On dark, clear summer nights we see a dusty trail crossing the sky as a background to the stars. It’s called the Milky Way. The Milky Way is a galaxy, made up of hundreds of billions of stars - each one a sun. The ones in the dusty trail are so far away and there are so many of them that, instead of seeing them as individual points of light, we see their combined light as a faded band in the dark sky. Look at it with binoculars and you begin seeing the individual stars that make up the band.There are countless numbers of other galaxies in the universe. However, the Milky Way is special because it is our home galaxy. Our Sun and solar system are in it. So are all the other individual stars we see with the unaided eye. How can it be that we see it as a far-away band of light, yet we are in it? Why do we see some stars in the Milky Way as individual points of light and others as part of this faded band?
Think of the Milky Way as a round, "deep dish" pizza, that is about ten times as wide as it is thick. Think of our sun as one of the billions of atoms that makes up the pizza. In this analogy our solar system - the Sun, Earth and other planets - would be located about 2/3 of the way out from the center toward the edge of the pizza.
If we were to look out in the direction of the top or bottom of the pizza (through the thickness), or even out toward the near edges, there would be a lot less pizza to look through. The atoms we would see in these directions are relatively close, so we would see them mostly as individual atoms. However if we look toward the center of the pizza, and to the far edges left and right of center, we would be looking in a direction in which there are a lot more pizza atoms, because they extend out further away from us. From our line of sight these atoms would appear a lot denser. Some of these would be close enough to see as individual atoms, but most would be too far away to see as individuals. Most would become part of a background band that stretches across our line of sight.
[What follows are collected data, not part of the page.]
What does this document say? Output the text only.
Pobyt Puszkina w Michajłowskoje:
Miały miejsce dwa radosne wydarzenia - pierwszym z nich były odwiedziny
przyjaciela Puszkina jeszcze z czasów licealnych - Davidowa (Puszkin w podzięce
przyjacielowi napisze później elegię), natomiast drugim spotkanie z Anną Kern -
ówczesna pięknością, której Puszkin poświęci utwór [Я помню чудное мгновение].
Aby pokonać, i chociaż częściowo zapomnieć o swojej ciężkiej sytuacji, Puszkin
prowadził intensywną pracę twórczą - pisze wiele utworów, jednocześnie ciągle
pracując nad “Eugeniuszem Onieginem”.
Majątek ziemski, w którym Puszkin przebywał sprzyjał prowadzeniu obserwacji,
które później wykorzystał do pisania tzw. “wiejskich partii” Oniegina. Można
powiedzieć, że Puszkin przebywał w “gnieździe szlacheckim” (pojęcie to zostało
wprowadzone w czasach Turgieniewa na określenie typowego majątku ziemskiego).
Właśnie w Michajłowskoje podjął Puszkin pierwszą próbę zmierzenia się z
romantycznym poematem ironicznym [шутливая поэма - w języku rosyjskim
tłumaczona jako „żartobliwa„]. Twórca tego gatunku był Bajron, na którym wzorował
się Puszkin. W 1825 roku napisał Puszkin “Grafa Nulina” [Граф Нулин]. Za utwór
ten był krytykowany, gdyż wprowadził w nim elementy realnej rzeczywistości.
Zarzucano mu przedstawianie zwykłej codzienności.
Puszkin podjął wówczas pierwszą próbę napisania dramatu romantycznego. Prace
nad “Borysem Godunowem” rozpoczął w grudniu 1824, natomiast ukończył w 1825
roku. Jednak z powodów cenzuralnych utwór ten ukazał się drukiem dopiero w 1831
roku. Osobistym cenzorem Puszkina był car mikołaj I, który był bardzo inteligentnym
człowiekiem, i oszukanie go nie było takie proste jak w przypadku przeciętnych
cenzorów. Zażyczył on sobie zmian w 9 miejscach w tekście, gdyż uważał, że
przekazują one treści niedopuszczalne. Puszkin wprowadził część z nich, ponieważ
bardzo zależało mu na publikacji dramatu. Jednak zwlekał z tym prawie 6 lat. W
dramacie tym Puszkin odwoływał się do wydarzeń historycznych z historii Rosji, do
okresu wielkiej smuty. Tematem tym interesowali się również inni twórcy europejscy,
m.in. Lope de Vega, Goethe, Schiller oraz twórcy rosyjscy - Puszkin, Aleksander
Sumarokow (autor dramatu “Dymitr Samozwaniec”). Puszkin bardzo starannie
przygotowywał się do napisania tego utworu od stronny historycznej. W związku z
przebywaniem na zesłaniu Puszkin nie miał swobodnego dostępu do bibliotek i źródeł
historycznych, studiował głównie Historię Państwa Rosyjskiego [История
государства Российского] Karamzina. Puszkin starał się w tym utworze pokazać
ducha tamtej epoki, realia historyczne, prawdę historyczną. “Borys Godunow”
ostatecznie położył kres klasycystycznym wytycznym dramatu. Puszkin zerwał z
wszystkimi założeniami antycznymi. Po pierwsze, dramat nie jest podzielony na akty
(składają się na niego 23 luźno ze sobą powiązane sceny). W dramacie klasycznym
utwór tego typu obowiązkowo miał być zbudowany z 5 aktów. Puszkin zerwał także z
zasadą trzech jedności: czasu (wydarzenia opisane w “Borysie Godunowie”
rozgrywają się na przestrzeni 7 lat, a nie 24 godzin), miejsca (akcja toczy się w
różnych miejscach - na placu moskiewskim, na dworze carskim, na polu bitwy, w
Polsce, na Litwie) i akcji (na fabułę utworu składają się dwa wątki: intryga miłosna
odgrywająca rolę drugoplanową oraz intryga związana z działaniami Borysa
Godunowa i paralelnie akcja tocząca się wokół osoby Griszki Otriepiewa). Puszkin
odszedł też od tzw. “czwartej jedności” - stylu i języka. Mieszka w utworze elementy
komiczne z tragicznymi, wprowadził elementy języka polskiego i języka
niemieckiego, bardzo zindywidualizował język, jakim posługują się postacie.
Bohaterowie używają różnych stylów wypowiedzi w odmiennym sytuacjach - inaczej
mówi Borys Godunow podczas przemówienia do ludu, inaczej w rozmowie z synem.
Using the pizza and its atoms as an example think back to the Milky Way and its billions of stars.
In the late winter and early spring, during evening and early night hours, Earth faces predominantly in the direction of the near edges of our galaxy and the directions out its top and bottom. We see less stars. In the summer and early fall, during evening and early night hours, we face in the direction of the center of our galaxy, its nucleus, and toward the far edges beyond the center. We see more stars, visually more closely packed together, many of them further away than those of winter.
Stretching across the sky, we see a dusty trail made up of the combined light of the billions of stars that share the same galaxy we are in, but are too far away to see as individual points of light. We call this dusty trail the Milky Way, the same as the name of the galaxy it is part of.